Een nuttige stof is meidoorn, die de pompkracht van het hart vergroot en tegelijkertijd de zuurstoftoevoer naar het hart verbetert door de kransvaten te verwijden. Daarnaast heeft het een verlagend effect op hoge bloeddruk en is daardoor ideaal voor een goede bloeddrukinstelling zonder uitschieters op en neer.
Een tweede effectief homeopathisch geneesmiddel is Haplopappus, dat wordt verkregen uit Baylahuenkraut en ook direct de bloeddruk verhoogt.
Hier vindt u meer informatie over dit onderwerp: Homeopathie voor lage bloeddruk.
Belang van bloeddruk voor diastole
Wat hebben de fasen van de werking van het hart te maken met bloeddruk?
Er is een bepaalde druk in de bloedvaten, de diastolische bloeddruk, die wordt veroorzaakt door het bloed in de bloedvaten wanneer het hart zich in de "rustfase" bevindt, dat wil zeggen wanneer het wordt gevuld. Dit hangt af van de tijd dat het hart pompt en de grootte van de vatdiameter. De diastolische bloeddruk moet ongeveer 80 mmHg zijn (lees: millimeter kwik).

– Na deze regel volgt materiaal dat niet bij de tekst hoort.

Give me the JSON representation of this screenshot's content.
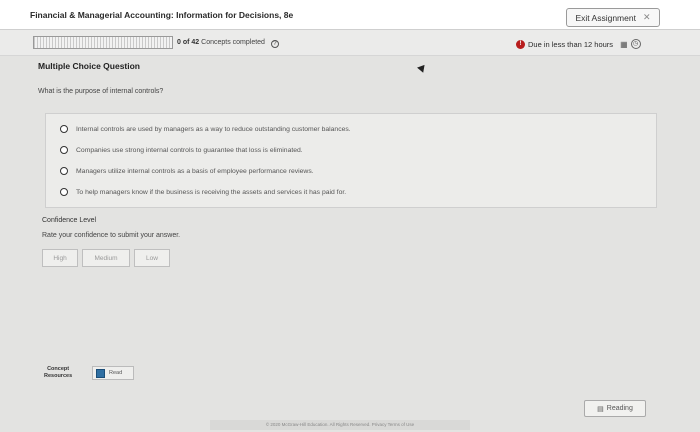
{
  "header": {
    "title": "Financial & Managerial Accounting: Information for Decisions, 8e",
    "exit_label": "Exit Assignment",
    "exit_icon": "close-icon"
  },
  "progress": {
    "concepts_done": "0 of 42",
    "concepts_label": "Concepts completed",
    "fraction_complete": 0.0,
    "due_text": "Due in less than 12 hours"
  },
  "question": {
    "type": "Multiple Choice Question",
    "prompt": "What is the purpose of internal controls?",
    "options": [
      "Internal controls are used by managers as a way to reduce outstanding customer balances.",
      "Companies use strong internal controls to guarantee that loss is eliminated.",
      "Managers utilize internal controls as a basis of employee performance reviews.",
      "To help managers know if the business is receiving the assets and services it has paid for."
    ]
  },
  "confidence": {
    "title": "Confidence Level",
    "subtitle": "Rate your confidence to submit your answer.",
    "buttons": [
      "High",
      "Medium",
      "Low"
    ]
  },
  "resources": {
    "label_line1": "Concept",
    "label_line2": "Resources",
    "read_label": "Read"
  },
  "reading_label": "Reading",
  "footer_text": "© 2020 McGraw-Hill Education. All Rights Reserved.   Privacy   Terms of Use"
}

In de uitdrijvingsfase moet het hart echter een hogere druk genereren dan de diastolische druk, zodat het bloed in de bloedvaten kan worden gepompt.Omdat het bloed altijd van de hogere naar de lagere druk stroomt. Tijdens de systole genereert het hart een druk van ongeveer 120 mmHg, die in de bloedvaten wordt gepompt en van daaruit door de bloedsomloop gaat. Tijdens de vulfase van het hart zakt de bloeddruk terug naar het diastolische "dieptepunt". De bloeddruk bestaat dus uit twee waarden, een systolische en een diastolische: 120/80 mmHg (normale waarde).
Deze twee waarden kunnen abnormaal worden verhoogd of verlaagd. Men spreekt van een verlaagde diastolische bloeddruk wanneer deze lager is dan 60 mmHg.